町内会長からおれへの緊急令状……なんて法的根拠は何もない命令書。
わざわざ職場に届いたのは、奴等がおれの所在を知らなくて、職場の個人情報が流出でもした結果なのだろう。
手紙を読んで、すぐに理解した。
奴等は数十年前と何も変わらない。
寄付、責務、町のため、おまえのため、いますぐ町に戻ってきて義務を果たせという内容。
おれへの役職就任やら金の無心やらの「お願いごと」のために呼び出された、おれ。
それでもあえておれが「帰ってきた」のは、ここで決着をつけるため。
決着をつけるしかなかった。
奴等がおれを捕捉した以上、もう終わらない。
そして祖父母がいない今、おれが忖度すべき相手も、弱みも何もない。
奴等の前に、おれは立った。
当然、おれはすべての要求を拒んだ。
おれが唯々諾々と服従するとでも思っていたのだろう、奴等はその目をまるくした。
だが奴等はすぐに「いつもどおり」になった。
恫喝、脅迫、強気に出ればすべて要求が通ると思っている悪習、悪癖。
…もっともこれは、会社でもわりと見かける光景だ。
だが、違うのはここから。
猟銃。
刃物や銃を持っただけで神にでもなれたかのような、優越感に歪んだ目。
これがこいつらだ。子供のころから知っている。
こちらが引けば「冗談だよ」と言いはり、引かなければ「本当にそれを使って」悪いのはおまえだと主張。
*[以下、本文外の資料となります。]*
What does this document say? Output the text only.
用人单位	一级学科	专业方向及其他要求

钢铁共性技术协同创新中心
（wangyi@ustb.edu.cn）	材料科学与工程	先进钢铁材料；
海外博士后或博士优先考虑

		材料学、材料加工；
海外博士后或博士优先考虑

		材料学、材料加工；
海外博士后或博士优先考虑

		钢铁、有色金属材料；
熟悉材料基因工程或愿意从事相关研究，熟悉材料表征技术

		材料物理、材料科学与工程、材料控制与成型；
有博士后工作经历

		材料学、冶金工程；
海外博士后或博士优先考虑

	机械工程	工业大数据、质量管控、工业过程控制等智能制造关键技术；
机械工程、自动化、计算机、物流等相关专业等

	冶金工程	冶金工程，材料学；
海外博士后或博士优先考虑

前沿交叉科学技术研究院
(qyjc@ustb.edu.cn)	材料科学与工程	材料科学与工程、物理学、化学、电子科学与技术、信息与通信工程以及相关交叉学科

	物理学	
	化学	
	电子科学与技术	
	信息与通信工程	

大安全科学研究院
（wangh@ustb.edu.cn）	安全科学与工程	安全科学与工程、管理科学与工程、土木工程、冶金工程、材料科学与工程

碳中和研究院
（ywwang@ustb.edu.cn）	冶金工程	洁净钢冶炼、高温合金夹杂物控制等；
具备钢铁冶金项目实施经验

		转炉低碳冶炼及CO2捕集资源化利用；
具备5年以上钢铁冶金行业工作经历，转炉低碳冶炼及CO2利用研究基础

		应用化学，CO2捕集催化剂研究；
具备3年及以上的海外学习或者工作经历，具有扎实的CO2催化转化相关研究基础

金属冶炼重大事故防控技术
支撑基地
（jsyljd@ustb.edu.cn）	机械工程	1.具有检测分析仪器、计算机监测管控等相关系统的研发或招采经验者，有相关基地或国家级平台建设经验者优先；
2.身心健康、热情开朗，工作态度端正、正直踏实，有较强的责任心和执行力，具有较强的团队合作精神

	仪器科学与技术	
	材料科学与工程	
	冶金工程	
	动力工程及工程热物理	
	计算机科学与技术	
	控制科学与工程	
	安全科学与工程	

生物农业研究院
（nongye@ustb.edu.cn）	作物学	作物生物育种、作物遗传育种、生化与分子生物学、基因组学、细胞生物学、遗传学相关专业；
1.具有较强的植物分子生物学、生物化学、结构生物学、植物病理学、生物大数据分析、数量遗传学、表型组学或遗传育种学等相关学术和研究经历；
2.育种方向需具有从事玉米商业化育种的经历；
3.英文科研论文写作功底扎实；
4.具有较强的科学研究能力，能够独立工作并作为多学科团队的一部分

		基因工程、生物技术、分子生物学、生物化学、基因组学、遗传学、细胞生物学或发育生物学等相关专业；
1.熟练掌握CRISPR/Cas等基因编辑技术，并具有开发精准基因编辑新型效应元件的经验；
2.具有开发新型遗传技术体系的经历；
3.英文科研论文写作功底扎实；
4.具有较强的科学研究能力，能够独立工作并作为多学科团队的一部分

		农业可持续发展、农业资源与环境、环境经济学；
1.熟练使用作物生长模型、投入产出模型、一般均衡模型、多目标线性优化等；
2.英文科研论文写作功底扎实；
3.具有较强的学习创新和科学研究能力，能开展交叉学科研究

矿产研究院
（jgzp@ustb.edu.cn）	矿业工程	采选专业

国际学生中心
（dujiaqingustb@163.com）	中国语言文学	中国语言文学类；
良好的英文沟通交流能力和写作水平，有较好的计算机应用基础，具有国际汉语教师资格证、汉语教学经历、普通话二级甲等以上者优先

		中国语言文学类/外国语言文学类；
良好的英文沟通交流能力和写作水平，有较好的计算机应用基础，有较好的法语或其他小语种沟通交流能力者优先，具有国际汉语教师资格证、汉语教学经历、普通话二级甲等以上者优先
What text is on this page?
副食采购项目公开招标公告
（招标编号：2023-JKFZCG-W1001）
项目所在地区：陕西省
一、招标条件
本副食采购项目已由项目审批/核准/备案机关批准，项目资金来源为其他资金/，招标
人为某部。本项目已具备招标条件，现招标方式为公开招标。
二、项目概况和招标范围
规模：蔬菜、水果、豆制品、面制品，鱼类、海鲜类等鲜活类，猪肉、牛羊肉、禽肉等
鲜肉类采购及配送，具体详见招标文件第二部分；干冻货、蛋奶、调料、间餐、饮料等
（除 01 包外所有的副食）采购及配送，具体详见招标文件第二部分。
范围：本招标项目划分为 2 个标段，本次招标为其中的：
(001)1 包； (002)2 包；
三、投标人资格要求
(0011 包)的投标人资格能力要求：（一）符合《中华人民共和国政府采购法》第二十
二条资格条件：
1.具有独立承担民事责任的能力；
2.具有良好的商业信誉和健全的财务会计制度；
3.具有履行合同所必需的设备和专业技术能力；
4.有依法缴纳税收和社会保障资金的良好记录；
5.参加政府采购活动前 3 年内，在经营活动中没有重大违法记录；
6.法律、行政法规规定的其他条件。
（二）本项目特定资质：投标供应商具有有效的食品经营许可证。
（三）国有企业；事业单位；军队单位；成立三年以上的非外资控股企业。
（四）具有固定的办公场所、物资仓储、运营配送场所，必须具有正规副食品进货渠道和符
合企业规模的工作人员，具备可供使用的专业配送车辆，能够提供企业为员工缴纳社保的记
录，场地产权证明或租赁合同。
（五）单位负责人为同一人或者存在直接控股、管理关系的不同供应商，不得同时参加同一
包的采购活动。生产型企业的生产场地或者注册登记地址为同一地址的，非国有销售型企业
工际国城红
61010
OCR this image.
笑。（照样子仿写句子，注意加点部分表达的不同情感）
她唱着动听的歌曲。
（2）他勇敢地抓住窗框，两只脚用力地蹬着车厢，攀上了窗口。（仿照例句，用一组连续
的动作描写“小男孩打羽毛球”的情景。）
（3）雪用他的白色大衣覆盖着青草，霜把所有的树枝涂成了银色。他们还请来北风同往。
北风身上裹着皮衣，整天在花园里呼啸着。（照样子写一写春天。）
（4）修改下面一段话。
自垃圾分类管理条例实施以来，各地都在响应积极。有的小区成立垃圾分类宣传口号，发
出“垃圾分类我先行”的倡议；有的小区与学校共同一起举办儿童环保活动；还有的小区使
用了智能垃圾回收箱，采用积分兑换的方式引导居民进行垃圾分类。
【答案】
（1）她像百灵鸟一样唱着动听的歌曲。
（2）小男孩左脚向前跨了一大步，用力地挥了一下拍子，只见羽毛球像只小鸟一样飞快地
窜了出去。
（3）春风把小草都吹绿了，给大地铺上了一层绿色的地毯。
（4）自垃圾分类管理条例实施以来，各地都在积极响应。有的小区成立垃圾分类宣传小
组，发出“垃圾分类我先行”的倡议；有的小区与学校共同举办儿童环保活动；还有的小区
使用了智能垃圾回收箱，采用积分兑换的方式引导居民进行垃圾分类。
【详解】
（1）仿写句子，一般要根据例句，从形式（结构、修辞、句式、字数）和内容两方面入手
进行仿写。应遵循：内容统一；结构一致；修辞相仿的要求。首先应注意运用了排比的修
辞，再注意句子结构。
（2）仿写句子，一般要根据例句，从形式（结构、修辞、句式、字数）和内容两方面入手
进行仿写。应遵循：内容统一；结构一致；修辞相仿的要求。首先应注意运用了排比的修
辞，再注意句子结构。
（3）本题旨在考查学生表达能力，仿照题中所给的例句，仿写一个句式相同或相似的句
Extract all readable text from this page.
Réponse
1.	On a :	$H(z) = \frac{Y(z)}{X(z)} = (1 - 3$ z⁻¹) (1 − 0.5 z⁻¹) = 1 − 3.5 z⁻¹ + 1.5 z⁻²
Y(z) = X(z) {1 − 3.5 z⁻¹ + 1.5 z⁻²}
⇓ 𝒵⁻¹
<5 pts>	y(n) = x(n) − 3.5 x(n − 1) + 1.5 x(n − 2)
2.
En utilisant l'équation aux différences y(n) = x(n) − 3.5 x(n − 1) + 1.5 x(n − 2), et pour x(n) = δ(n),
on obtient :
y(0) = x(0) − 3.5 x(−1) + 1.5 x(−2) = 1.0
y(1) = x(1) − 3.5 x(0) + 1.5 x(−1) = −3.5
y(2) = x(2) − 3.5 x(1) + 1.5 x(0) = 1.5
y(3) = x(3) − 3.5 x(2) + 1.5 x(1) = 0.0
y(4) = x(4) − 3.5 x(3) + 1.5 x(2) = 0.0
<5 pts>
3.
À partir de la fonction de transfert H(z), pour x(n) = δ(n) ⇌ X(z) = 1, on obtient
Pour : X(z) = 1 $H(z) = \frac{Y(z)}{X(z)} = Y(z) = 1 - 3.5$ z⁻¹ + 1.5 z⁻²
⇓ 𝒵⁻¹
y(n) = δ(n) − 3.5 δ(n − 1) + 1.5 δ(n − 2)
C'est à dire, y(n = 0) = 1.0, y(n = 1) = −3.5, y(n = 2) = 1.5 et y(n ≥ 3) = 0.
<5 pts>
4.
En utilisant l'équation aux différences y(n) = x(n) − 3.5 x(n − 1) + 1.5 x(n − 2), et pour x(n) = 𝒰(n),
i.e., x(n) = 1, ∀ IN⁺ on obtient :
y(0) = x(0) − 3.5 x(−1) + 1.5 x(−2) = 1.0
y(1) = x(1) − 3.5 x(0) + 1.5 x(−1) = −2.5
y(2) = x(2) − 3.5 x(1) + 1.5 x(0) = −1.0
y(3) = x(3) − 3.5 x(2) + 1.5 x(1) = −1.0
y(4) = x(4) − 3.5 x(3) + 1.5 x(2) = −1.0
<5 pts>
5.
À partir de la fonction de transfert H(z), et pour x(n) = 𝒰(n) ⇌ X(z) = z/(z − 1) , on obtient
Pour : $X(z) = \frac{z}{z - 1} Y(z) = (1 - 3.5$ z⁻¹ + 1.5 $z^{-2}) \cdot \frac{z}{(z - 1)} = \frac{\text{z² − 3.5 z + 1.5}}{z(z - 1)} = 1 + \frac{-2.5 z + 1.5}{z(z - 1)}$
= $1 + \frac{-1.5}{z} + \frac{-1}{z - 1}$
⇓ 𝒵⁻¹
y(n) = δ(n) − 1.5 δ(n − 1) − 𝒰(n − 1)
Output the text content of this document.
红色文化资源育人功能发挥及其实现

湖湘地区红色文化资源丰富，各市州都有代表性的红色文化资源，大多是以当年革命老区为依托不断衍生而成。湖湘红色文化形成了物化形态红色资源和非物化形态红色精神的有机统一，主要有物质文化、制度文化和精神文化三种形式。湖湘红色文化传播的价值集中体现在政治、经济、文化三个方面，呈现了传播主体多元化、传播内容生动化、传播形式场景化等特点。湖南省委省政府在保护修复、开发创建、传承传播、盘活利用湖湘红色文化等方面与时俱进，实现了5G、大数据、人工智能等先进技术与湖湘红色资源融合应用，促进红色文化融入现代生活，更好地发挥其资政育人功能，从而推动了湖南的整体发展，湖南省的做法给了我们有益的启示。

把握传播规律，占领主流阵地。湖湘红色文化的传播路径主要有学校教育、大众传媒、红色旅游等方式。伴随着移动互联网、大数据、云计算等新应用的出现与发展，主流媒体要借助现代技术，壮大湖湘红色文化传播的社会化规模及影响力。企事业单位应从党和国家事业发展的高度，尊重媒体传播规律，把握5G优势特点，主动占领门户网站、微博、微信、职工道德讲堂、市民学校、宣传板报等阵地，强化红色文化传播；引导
…その自信の根拠は? 自分は正しい反撃されないと思い込める理由は、一体、なんだ?
あえて銃の存在に気付かないふりをしていた。
だが、おれの反抗的な態度に奴等はどんどん激昂し……
…ついにその銃口がこちらに。
冗談だ、なんて理屈は通じない。
無意識に動いたおれの足と、銃声。
蹴り払われた銃身が、倉庫に向けて暴発。
よりにもよってあんな所に夏祭り用の花火、また無認可所持か?
光と轟音。
周囲は大爆発に包まれて──
──町は炎上した。
耳鳴りの中、どうにか地面から体を引きはがす。
周囲には誰もいない、なにもない。
人だけでなく建物もあらかた吹き飛んで、更地が広がる。
近くの炎と遠くの炎、ただただ炎とその煙しか視認できない。
あまりにも、あっさりとした結末だった。
…失敗した、後悔した、これで終わり? 嘘だろう!?
やり場のない怒りに、頭をかきむしったところで手遅れ。
なぜ!? 同じやるなら、もっと上手く!! やれただろう!?
やつらを、ちゃんと、一人残らず虱潰しに八つ裂きにッ、できただろうッ!?
祖母の悲しそうな顔と、おれを指さして嗤うクソジジイの顔が脳裏に浮かんだ。
申し訳ないような、腹が立つような、喉から漏れ出てきてしまっている乾いた笑い声が、おれのものだとやっと気づく。
業火の中で一人、おれは笑い続けていた……
…酸欠なのか、無気力なのか、不本意な形の結末への脱力なのか、目の前が真っ白になっていき──
「──そうか、おまえのせいか」
「えっ!? 何が!?」
真っ白な空間で、目の前には真っ白な服を着たじいさん。
神様? そうか、おまえか。
こいつが「おれに天罰をくだした元凶」だと思ってしまったんだ。